In the 1970s, WPAT began integrating some current soft vocals from artists including The Carpenters, Neil Diamond, Dionne Warwick and Barbra Steisand. WPAT-AM-FM included one vocal in each 15-minute music sweep. In 1982, the stations began playing soft adult contemporary songs mixed into the format a few times an hour and cut back on pop standards artists and songs.

===Park Communications and Heftel Broadcasting===
In 1985, Capital Cities announced that it would buy the American Broadcasting Company (ABC), including its television and radio stations. As a result of FCC regulations at the time, the company decided to sell WPAT-AM-FM because ABC already owned WABC and WPLJ in New York City. The WPAT stations would be sold to Park Communications. By the early 1990s both frequencies of WPAT all but eliminated the instrumentals and went full time with a soft AC vocal format.

In January 1996, the two stations were sold to separate owners. WPAT-FM was acquired by Spanish Broadcasting System (SBS) and switched to a Spanish-language adult contemporary format. WPAT AM was sold to Heftel Broadcasting. It switched to a Spanish-language automated classic salsa music and tropical music format on March 26. Heftel had sought to buy WPAT-FM as well, but was narrowly outbid by SBS. Heftel bought WPAT with plans to sell it to Multicultural Broadcasting, which would help it to buy an FM station. The company's plans were to not change formats to Spanish music for the long term but to broker the station in advance of its eventual sale.

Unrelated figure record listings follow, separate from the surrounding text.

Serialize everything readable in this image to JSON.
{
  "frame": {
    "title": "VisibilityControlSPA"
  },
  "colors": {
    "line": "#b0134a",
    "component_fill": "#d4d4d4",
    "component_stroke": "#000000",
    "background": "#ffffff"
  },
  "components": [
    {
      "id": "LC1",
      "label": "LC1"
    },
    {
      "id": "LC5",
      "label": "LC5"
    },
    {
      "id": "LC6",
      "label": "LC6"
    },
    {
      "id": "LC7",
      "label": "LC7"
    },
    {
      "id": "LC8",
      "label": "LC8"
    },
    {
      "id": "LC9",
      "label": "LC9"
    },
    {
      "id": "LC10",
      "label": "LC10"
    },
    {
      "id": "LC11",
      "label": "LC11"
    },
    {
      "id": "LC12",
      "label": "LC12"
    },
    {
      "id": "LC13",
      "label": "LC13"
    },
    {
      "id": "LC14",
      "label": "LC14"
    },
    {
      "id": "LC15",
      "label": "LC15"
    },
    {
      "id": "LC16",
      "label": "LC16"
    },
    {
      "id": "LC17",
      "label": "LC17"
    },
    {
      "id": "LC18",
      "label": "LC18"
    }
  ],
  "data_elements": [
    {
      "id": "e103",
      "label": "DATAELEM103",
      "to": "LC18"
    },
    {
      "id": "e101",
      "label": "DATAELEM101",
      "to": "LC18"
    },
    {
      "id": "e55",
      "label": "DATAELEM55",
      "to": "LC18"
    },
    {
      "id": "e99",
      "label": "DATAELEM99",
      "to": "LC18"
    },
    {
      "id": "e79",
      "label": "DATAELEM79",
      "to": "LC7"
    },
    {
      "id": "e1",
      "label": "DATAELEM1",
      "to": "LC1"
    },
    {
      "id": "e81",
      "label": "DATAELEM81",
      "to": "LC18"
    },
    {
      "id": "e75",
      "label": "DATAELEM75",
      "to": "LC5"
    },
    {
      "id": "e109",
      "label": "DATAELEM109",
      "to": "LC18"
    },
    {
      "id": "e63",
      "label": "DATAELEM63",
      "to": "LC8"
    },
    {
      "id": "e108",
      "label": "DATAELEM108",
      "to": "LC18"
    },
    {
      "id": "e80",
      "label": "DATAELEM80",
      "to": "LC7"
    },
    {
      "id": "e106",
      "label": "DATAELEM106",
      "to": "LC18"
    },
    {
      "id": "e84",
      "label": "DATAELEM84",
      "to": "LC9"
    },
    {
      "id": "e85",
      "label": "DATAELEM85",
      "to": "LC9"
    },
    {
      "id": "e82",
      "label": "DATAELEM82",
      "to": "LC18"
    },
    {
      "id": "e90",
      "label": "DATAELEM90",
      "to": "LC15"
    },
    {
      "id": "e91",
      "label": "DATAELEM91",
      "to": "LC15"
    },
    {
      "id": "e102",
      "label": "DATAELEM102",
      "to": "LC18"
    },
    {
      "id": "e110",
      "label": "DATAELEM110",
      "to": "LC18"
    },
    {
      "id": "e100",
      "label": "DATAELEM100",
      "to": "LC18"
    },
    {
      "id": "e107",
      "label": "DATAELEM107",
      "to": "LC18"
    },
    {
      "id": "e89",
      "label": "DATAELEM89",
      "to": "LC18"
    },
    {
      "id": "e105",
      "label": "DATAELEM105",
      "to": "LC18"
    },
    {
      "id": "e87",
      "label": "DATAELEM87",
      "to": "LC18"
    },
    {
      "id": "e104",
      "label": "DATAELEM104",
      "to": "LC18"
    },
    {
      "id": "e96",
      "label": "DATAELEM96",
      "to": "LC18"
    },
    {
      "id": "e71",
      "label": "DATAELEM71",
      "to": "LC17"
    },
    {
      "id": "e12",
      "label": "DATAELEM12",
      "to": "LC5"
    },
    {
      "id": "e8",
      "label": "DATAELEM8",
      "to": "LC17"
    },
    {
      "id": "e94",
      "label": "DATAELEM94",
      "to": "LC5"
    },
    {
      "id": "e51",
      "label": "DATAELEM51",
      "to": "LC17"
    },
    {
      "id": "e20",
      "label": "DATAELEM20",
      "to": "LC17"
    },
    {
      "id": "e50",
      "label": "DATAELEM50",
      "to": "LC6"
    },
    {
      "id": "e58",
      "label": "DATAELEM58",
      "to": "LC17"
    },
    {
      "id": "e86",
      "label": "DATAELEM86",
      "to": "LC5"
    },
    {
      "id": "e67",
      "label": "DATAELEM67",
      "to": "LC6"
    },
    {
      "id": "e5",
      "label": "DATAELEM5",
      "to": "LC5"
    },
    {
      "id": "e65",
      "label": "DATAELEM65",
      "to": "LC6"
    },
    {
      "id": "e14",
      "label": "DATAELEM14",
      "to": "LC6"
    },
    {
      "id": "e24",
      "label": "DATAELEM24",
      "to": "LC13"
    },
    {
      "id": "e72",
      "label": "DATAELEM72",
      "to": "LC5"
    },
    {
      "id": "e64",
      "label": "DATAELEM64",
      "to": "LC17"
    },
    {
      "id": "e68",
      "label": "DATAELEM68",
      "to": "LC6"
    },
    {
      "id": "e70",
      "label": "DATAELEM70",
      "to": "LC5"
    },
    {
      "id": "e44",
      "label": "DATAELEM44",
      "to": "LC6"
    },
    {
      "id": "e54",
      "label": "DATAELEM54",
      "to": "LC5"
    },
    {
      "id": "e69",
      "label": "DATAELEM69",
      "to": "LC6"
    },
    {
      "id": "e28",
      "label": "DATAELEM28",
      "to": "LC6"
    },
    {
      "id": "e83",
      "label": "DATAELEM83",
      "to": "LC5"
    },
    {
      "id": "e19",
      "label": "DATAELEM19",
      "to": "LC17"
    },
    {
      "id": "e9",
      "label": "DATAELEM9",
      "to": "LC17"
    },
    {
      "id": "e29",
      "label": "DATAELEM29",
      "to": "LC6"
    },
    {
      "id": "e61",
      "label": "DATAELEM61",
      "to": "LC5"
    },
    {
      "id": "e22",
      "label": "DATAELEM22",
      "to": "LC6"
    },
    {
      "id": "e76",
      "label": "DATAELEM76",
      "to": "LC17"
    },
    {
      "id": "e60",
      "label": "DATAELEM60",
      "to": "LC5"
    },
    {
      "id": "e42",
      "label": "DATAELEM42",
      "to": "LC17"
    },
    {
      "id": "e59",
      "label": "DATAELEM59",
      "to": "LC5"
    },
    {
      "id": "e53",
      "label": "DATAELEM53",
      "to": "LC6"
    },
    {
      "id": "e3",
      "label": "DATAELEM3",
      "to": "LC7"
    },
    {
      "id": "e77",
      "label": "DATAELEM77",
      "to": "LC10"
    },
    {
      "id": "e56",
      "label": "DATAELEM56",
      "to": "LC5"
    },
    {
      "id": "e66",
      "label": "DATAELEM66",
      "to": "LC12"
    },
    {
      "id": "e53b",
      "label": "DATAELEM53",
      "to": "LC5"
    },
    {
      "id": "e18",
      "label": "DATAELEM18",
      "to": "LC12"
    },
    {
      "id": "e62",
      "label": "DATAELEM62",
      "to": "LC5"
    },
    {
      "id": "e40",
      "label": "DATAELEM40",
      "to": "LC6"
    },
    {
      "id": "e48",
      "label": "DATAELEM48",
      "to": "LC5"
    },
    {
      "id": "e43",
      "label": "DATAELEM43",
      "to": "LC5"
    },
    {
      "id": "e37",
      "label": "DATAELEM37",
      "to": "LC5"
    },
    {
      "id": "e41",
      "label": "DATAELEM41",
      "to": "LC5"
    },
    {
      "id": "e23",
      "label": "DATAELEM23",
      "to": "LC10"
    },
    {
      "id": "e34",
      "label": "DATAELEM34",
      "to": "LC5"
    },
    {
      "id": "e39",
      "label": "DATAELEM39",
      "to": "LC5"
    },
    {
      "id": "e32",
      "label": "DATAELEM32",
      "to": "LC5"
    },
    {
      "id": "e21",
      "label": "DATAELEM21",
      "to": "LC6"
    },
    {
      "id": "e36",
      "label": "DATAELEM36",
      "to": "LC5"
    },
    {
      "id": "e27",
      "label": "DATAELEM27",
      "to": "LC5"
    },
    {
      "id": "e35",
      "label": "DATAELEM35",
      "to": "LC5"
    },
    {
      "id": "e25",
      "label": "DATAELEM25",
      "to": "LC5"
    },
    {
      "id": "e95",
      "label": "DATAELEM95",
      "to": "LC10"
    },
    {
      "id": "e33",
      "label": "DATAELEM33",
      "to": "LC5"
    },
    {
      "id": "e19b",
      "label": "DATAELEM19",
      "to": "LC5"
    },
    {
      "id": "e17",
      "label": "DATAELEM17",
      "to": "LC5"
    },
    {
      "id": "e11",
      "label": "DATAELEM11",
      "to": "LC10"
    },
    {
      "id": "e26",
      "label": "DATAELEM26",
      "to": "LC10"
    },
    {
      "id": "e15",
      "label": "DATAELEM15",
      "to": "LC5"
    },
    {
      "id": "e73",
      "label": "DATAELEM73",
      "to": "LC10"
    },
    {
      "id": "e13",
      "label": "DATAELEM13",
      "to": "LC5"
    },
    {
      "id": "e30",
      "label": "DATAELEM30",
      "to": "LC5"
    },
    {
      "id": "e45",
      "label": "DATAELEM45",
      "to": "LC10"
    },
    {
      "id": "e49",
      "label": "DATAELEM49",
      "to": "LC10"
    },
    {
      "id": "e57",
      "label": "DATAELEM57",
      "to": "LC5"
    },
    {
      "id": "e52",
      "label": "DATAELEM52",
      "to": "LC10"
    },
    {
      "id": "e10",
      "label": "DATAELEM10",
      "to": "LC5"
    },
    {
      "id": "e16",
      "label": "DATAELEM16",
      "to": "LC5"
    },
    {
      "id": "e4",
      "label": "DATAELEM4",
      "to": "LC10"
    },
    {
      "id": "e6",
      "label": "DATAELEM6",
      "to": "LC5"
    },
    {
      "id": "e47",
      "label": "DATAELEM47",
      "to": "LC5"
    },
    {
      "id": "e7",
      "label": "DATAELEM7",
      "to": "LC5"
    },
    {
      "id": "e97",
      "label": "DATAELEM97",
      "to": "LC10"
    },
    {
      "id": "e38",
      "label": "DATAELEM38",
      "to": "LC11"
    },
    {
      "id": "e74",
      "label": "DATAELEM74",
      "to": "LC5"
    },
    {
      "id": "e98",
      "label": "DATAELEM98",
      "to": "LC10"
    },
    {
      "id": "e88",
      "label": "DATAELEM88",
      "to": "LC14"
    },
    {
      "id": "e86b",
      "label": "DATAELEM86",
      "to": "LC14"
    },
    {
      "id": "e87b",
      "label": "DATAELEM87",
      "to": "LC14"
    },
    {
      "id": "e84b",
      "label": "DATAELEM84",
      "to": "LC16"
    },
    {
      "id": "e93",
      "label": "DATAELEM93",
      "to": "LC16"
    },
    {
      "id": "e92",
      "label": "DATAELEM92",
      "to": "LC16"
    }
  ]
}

Weeks later, the station started adding paid programming, mostly aimed at ethnic listeners in their language. The station continued running overflow sports events from WFAN in English as well as English-language public affairs programming. In January 1997, the station began brokering 18 hours a day to Radio Korea. The station kept Spanish-language programming a few hours a day, in addition to the English-language sports and public affairs programs. This was done with intent of selling the station.

===Multicultural Broadcasting===
By the next year, the station's ownership finally changed when Multicultural Broadcasting bought the station in exchange for WNWK (105.9 FM). In addition, Multicultural was paid some cash for WNWK as well. (WNWK subsequently became WCAA, then in 2009 switched frequencies with WQXR-FM, creating the eventual WXNY-FM 96.3).

Multicultural modified WPAT's format to full-time paid ethnic programming. That included moving Radio Korea's programming to WZRC. Currently WPAT is the New York home for the syndicated radio show "La W", from Colombia in South America. It is heard every weekday morning, featuring personality Julio Sánchez Cristo.